Though there might not be a lot of direct contact between players and management, Mitchell believes there’s a top-down tone set when competent people are running the ship. “Teams take the character of their leaders all the time, so when you have good leaders at the top like Burkie and Noni, you’re going to be in good shape,” he says. “Good people, but demanding. As players, you want someone who will tell you how it is when they need to because they’re in that position [of authority].”

The Leafs are in a position to help the league tremendously if they can become a team that once again makes the playoffs and is capable of winning a round or two.

The Buds’ unconditional popularity was obviously a huge factor in Rogers Communications — which owns this publication — and BCE putting their differences aside and entering into a partnership to buy a 79.5 percent share of Maple Leaf Sports and Entertainment this past December.

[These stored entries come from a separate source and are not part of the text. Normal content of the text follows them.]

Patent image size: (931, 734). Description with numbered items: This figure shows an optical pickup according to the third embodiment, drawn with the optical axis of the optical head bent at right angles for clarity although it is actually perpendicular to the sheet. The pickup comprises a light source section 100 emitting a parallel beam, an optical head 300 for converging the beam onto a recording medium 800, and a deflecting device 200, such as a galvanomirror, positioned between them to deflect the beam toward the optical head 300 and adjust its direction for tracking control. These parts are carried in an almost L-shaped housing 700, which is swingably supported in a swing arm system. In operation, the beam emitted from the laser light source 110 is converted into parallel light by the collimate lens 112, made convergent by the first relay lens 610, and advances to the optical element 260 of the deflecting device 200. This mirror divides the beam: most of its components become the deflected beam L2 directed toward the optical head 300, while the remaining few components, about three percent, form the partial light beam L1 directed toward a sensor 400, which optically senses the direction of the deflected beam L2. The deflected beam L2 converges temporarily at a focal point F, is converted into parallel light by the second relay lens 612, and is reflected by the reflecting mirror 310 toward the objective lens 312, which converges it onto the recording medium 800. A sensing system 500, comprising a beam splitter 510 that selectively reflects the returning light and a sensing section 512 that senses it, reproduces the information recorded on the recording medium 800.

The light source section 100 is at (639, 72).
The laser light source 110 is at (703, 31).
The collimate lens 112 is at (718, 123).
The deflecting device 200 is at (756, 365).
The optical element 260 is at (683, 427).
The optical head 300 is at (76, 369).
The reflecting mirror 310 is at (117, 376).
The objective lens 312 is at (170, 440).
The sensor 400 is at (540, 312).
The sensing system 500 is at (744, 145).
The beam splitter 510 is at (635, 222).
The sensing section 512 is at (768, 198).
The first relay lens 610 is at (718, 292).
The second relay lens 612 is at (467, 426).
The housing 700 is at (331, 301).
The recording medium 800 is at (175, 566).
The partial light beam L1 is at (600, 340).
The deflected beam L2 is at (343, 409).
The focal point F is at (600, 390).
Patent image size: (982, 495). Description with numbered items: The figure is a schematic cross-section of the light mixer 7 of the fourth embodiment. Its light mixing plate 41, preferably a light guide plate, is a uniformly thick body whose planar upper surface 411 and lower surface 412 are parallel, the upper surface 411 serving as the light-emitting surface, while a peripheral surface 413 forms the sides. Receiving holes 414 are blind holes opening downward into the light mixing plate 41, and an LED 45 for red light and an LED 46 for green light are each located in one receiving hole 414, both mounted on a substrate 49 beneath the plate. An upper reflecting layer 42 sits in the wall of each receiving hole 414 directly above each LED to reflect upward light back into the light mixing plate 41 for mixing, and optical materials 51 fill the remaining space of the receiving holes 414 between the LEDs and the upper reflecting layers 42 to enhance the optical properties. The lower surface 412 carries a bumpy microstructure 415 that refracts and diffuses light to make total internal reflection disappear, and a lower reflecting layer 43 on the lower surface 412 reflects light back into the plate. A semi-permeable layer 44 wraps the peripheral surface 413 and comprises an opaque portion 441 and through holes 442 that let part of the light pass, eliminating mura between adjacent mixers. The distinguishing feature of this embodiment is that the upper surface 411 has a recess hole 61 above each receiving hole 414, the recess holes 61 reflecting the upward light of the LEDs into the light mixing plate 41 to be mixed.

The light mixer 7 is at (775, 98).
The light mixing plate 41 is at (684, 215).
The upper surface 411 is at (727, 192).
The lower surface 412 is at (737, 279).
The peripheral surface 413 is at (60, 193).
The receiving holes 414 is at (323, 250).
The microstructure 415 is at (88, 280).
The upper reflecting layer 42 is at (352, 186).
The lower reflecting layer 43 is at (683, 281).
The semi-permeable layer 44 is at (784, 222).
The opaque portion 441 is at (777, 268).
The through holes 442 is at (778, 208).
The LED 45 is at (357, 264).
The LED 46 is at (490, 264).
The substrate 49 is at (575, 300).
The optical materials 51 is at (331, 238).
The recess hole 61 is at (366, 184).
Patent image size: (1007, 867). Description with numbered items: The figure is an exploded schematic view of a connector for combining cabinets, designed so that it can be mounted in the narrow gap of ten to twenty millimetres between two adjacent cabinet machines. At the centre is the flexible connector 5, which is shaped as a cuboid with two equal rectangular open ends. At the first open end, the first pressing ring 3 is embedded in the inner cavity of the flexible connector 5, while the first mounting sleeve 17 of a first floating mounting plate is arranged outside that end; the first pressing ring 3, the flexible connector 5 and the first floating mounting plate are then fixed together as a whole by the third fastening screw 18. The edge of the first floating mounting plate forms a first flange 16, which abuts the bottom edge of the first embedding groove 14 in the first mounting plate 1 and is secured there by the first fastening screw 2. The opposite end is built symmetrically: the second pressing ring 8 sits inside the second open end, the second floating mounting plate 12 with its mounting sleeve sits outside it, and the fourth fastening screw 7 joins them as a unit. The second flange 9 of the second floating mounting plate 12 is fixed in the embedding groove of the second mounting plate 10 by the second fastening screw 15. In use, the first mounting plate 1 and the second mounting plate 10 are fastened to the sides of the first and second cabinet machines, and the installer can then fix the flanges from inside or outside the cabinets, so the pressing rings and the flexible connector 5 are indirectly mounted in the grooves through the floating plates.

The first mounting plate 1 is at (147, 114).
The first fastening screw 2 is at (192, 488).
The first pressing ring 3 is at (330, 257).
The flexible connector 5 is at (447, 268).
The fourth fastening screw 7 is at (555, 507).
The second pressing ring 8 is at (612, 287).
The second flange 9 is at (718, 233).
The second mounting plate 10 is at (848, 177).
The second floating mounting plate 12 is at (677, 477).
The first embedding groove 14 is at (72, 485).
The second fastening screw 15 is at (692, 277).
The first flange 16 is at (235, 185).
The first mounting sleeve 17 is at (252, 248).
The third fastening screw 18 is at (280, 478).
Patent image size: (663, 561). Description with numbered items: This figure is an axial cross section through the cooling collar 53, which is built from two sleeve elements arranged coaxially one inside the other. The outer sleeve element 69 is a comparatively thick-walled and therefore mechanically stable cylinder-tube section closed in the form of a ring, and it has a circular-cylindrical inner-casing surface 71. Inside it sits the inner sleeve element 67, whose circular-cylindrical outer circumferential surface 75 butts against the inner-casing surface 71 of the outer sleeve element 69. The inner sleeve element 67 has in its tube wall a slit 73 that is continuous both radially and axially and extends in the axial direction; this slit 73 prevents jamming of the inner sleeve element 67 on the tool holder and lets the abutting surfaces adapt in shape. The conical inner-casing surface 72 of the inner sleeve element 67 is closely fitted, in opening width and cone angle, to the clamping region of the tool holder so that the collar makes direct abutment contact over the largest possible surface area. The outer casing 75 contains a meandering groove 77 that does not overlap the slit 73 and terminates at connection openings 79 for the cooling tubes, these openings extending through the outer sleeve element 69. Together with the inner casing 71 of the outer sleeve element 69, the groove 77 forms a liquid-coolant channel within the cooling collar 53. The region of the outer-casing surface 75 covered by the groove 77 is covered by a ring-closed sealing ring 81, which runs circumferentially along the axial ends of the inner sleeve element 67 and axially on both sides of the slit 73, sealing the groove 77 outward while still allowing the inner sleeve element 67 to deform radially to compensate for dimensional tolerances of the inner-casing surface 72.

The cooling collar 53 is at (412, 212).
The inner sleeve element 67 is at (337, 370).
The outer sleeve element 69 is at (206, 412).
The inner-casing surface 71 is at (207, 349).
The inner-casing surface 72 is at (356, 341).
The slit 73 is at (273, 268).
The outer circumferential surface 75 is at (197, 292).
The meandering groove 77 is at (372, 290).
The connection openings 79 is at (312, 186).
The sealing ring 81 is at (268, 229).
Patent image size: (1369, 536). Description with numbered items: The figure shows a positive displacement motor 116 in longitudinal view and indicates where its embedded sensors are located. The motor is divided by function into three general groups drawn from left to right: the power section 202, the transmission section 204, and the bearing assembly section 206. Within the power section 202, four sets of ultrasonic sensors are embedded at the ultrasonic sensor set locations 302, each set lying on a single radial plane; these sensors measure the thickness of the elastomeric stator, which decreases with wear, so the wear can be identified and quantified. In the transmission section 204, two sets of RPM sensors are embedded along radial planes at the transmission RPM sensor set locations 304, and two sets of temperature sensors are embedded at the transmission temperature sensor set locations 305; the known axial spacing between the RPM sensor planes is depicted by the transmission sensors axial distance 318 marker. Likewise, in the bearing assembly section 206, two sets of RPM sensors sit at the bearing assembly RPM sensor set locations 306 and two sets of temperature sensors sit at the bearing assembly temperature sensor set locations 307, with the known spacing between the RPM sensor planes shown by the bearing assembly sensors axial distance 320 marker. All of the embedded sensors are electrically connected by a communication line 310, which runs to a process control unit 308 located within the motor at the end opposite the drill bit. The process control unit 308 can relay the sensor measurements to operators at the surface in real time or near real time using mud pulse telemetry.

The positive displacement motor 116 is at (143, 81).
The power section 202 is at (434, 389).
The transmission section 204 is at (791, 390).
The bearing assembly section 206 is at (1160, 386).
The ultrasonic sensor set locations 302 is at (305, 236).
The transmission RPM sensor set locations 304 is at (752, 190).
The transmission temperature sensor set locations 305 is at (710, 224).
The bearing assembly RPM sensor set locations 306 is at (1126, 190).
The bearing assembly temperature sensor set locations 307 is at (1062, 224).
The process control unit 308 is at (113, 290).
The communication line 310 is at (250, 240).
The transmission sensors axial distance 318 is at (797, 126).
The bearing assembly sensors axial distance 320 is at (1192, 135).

It’s almost overwhelming to contemplate how many additional people would emerge from the woodwork to root for, and against, the NHL’s most polarizing outfit if it went on a deep post-season run.

Profits from nationally broadcast games — unlike deals for regional rights — go to the NHL and are divvied up among the league’s 30 clubs. (Canadian teams get a slightly higher cut from games involving clubs from north of the 49th.) Revenue from jersey sales occurring in team stores at or around Air Canada Center are funnelled directly to the Leafs bank, but when a department store anywhere in the continent outfits a fan in blue and white, that dough goes back to the league, with each club claiming a share. For that reason, the sheer volume of interest Toronto can drum up makes it economically appealing from a number of perspectives for Burke’s boys to be in the mix.

“The fact of the matter is, the Maple Leafs having success has the capability of generating a lot more money — on top of what they do generate — than other teams having success,” says Kurt Badenhausen at Forbes.

Burke landed in Toronto with a ton of clout, but he’s now on the clock. His contract expires July 1, 2014, according to a source in the organization, and he’s already played one major hand by making a coaching change. As the years left on his contract wane, there’s still a ton of work to be done. But haste has never served any team well — especially one that’s going on nearly 50 years without a championship — and there’s no point in becoming shortsighted now. “We’re trying to win, but we’re not going to do it at the expense of the organization,” says Poulin. “We’re going to build this long term.”

Until things change, expect the already-rampant swell of fan angst to keep building, too.